A pesar do dramatismo da situación que describe, Justo Serna escribe con humor. Serna é un catedrático da Universidade de Valencia, especialista no que se coñece como “historia cultural”. Alimenta un interesante blogue que se chama Los Archivos de Justo Serna. Recentemente publicou na prensa un artigo, “El capital no tiene patria”, que tamén está no seu bloque aínda que co título de “Historia del espárrago”. Entre outros moitos, o concepto de “globalización” sobrevoa todo a artigo; e tamén o de “capitalismo”.
"A los chinos les debemos grandes hallazgos, enormes
contribuciones. Los valencianos, por ejemplo, no seríamos nada sin la pólvora
de la que ellos son pioneros. Nos gusta hacer castillos en el aire para
asombrar a vecinos y visitantes y nos place asustar a locales y foráneos con nuestras
explosiones terrenales. Es una machada, cosa cultural y telúrica. Somos un poco
fanfarrones, ya saben.
A los chinos, aquí asentados, les debemos los bazares a los
que acudimos. ¿Quién no ha recurrido a estas tiendas de baratijas y
comestibles? Se esfuerzan por endosarnos el producto aun cuando no sea
exactamente lo que buscamos. Me cuenta un familiar que la palita para remover y
recoger la caca del gato, algo que necesitaba para su minina, acabó comprándola
en un Chino tras la insistencia que puso el comerciante asiático. Una vez fuera
del establecimiento la herramienta le resultaba inservible, pero por unos pocos
céntimos, ¿qué iba a hacer?, admitió. Pues eso: premiar al esforzado
negociante.
A los chinos de la China popular o de Taiwan les debemos parte
de la indumentaria que vestimos. Amancio Ortega ha trasladado su producción de
textiles creando puestos de trabajo en ciudades orientales. Allí los nativos,
apiñados en naves propias de tiempos decimonónicos, los fabrican con salarios
reducidos y en condiciones precarias. Aquí, gracias a los asalariados asiáticos
de don Amancio, nos mostramos como clientes distinguidos. Al menos los miles y
miles de jóvenes españoles que seguramente carecen de empleo, pero lucen muy
modernos. O muy rumbosos.
A los chinos les debemos todo tipo de artefactos
tecnológicos. Un amigo me muestra un smartphone de línea blanca. Literalmente
de línea blanca: es de ese color y además no le veo la marca. Es una perfecta reproducción de un móvil de
gama alta y muy apreciado por todos los públicos. No se cuántas horas habrá
detrás de su producción. Gracias a nuestros móviles, a nuestras tabletas, a
nuestros ordenadores, alimentamos o mal alimentamos a un ejército industrial de
asiáticos. Aquí, los desempleados de unas fábricas y servicios clausurados
esperan una ocupación poco probable. Forman lo que Karl Marx llamó un ejército
industrial de reserva.
Leo en El País que el
Gobierno de la República Popular ha decretado migraciones masivas del campo a
la ciudad. Tal cosa debería ocurrir en pocos años y supondría el traslado de
200 millones de chinos. Los imaginamos ya hacinados en las periferias urbanas
produciendo las quincallas o las joyas industriales que los occidentales
precisamos: aumentando la
fabricación que en Europa se pierde, es decir, ordenadores, tabletas,
frigoríficos, móviles y escobillas de baño.
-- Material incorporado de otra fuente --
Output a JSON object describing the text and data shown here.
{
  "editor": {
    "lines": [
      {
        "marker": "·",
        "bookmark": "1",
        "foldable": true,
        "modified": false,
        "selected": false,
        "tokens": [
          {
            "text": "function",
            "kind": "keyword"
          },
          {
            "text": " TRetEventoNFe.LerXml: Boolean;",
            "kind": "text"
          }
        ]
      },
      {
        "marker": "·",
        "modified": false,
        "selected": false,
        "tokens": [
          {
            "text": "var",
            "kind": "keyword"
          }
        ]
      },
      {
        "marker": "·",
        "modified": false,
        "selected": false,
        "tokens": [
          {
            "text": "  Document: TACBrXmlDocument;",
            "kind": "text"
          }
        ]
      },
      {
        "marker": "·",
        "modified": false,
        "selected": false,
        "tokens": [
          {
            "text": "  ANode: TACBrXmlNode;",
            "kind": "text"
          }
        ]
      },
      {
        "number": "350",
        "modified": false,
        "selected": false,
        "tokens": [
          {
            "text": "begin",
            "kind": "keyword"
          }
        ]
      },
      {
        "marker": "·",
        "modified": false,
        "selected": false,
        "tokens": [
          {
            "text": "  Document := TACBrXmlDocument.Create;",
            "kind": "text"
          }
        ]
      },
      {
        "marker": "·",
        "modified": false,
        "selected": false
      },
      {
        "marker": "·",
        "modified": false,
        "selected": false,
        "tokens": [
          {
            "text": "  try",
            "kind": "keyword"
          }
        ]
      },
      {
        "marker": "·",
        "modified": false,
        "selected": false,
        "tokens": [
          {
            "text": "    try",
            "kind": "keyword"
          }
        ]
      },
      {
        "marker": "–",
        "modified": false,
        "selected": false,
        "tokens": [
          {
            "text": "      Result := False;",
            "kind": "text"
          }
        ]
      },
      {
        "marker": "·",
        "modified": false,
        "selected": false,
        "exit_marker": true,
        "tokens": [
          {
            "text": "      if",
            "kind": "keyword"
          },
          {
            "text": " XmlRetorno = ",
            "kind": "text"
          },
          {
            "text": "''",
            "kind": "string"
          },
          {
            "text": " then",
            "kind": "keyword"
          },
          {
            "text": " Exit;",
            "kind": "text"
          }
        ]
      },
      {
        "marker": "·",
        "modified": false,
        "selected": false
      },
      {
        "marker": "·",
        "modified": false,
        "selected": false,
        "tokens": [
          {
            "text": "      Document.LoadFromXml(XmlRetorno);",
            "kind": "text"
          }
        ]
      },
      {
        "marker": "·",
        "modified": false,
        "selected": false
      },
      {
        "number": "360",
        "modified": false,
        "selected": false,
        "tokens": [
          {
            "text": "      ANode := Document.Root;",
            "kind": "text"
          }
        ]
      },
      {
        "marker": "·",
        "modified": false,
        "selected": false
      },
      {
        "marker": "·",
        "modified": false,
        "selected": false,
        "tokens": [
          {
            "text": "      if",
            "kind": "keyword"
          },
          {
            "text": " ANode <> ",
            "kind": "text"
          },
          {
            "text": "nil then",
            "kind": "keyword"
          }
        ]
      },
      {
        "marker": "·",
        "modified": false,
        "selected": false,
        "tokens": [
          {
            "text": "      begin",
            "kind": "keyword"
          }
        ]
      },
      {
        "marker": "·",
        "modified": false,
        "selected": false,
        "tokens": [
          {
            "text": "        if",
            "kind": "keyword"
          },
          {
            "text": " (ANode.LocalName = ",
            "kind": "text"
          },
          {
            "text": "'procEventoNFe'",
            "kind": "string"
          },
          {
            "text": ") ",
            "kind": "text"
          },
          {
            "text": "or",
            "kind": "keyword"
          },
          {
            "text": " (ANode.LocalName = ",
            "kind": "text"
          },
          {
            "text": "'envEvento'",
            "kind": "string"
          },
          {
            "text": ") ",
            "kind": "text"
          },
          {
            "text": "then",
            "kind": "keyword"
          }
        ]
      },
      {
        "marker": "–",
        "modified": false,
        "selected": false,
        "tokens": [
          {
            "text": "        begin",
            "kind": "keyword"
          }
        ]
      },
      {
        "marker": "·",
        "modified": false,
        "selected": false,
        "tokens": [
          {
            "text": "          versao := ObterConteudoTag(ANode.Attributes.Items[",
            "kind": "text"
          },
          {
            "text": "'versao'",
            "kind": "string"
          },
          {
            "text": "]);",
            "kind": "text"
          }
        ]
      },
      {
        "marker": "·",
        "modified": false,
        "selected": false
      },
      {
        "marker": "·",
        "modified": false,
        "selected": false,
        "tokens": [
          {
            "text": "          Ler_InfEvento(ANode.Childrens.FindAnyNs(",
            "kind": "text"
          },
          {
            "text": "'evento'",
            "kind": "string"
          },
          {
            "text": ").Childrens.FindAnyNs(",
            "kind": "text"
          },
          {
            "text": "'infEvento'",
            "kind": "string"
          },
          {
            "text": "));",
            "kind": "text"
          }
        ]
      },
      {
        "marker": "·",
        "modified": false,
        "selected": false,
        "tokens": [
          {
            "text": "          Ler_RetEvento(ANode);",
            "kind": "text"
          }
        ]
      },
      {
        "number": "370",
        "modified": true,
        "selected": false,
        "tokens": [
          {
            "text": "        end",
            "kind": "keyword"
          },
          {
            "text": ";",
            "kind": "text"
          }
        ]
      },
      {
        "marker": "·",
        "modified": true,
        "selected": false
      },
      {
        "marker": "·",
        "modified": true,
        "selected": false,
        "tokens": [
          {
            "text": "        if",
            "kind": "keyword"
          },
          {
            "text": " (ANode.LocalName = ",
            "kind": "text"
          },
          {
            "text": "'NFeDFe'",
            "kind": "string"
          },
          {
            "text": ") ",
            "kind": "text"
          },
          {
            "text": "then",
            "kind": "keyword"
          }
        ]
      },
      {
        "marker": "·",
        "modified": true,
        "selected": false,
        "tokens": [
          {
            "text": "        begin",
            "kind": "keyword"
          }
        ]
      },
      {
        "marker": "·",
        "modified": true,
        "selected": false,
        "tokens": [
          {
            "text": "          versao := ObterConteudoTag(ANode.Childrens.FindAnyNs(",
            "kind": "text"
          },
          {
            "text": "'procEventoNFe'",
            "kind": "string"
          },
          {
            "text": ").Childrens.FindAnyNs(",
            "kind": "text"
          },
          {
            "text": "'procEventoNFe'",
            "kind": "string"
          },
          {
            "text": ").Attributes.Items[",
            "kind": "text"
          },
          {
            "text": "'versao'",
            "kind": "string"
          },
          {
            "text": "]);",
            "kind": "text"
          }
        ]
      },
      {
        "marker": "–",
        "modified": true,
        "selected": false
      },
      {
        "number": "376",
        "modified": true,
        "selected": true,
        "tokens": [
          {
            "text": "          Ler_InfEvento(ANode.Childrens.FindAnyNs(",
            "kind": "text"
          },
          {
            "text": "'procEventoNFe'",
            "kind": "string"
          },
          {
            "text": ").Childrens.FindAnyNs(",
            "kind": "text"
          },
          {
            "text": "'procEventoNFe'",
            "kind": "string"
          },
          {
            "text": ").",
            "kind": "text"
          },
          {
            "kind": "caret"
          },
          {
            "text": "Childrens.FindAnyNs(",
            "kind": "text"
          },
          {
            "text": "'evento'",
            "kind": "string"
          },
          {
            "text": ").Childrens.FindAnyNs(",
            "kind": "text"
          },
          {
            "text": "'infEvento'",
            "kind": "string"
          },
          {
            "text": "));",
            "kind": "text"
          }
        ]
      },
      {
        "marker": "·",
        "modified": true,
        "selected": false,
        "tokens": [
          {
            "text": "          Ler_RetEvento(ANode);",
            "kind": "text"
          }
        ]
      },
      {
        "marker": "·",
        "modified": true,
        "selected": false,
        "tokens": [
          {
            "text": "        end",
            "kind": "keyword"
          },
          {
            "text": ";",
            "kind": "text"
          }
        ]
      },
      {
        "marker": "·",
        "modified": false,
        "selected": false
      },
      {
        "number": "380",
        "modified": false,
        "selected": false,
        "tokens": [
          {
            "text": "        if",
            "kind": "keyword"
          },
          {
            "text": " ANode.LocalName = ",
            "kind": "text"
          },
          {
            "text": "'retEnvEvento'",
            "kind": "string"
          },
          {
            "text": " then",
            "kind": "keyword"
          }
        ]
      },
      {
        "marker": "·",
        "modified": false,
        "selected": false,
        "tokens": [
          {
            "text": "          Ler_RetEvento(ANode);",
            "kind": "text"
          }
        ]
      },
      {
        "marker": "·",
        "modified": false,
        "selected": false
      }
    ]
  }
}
Alemania se enorgullece de su tecnología y sus productos
sofisticados, tan apreciados. Nada, nada. En poco tiempo será también una
industria en declive, quizá un país fallido. ¿Dónde están los ordenadores
alemanes. ¿A quién se los venden? ¿Y sus teléfonos? Los coches y los
electrodomésticos germanos aún se exportan y tienen prestigio, se responderá.
Nada, nada. También en pocos años,
los autos y los cachivaches asiáticos sustituirán el parque móvil y semoviente
de los occidentales. ¿Que eso no sucederá? No: ya está sucediendo.
A los chinos les debemos una gastronomía agridulce, con
pollo, repollo, lechuga, almendras, gambas, arroz y rollitos. Es un almuerzo
que nos resultaba exótico y económico, un tentempié o una comilona que en estos
momentos ya no apreciamos. Pero los orientales, avispados como son, han
decidido cambiar y ahora nos sirven, por ejemplo, sepia, sepionet, calamares,
patatas bravas y cerveza: lo más demandado por el valenciano que sale a picar.
El mundo cambia vertiginosamente y nos aferramos a las
rutinas. Yo acostumbro a comprar en distintos establecimientos las vituallas de
la casa: en el supermercado o en el paquistaní de la esquina. Y cuando puedo me
escapo al Mercado Central. Soy un comprador con prisas… No suelo examinar las
etiquetas de los productos. Por pereza, por irresponsabilidad: qué sé yo. Pues
bien, a partir de ahora lo haré. Esta semana, mi cuñada me ha hecho un gran
descubrimiento: los espárragos enlatados que adquiero en Mercadona o en Consum
también son chinos.
Quedé estupefacto cuando me lo confesó. Al corroborarlo me
daban ganas de mandar a freír espárragos a los responsables de ambas empresas;
me daban ganas de mandarlos a escarbar cebollinos. De repente pensé en los
ricos trigueros de España: en trigueros, en rústicos y en carniceros. De
repente pensé en Amancio Ortega y en Juan Roig, en su patriotismo. Según dice
el castizo, tiene cojones la cosa. Como los espárragos de Navarra, tan
cojonudos. El capital no tiene patria ni corazón, su alma ha emigrado, y
nosotros estamos descolocados. O mejor, deslocalizados: como los millones de
chinos a los que su Gobierno sin alma también forzará a emigrar".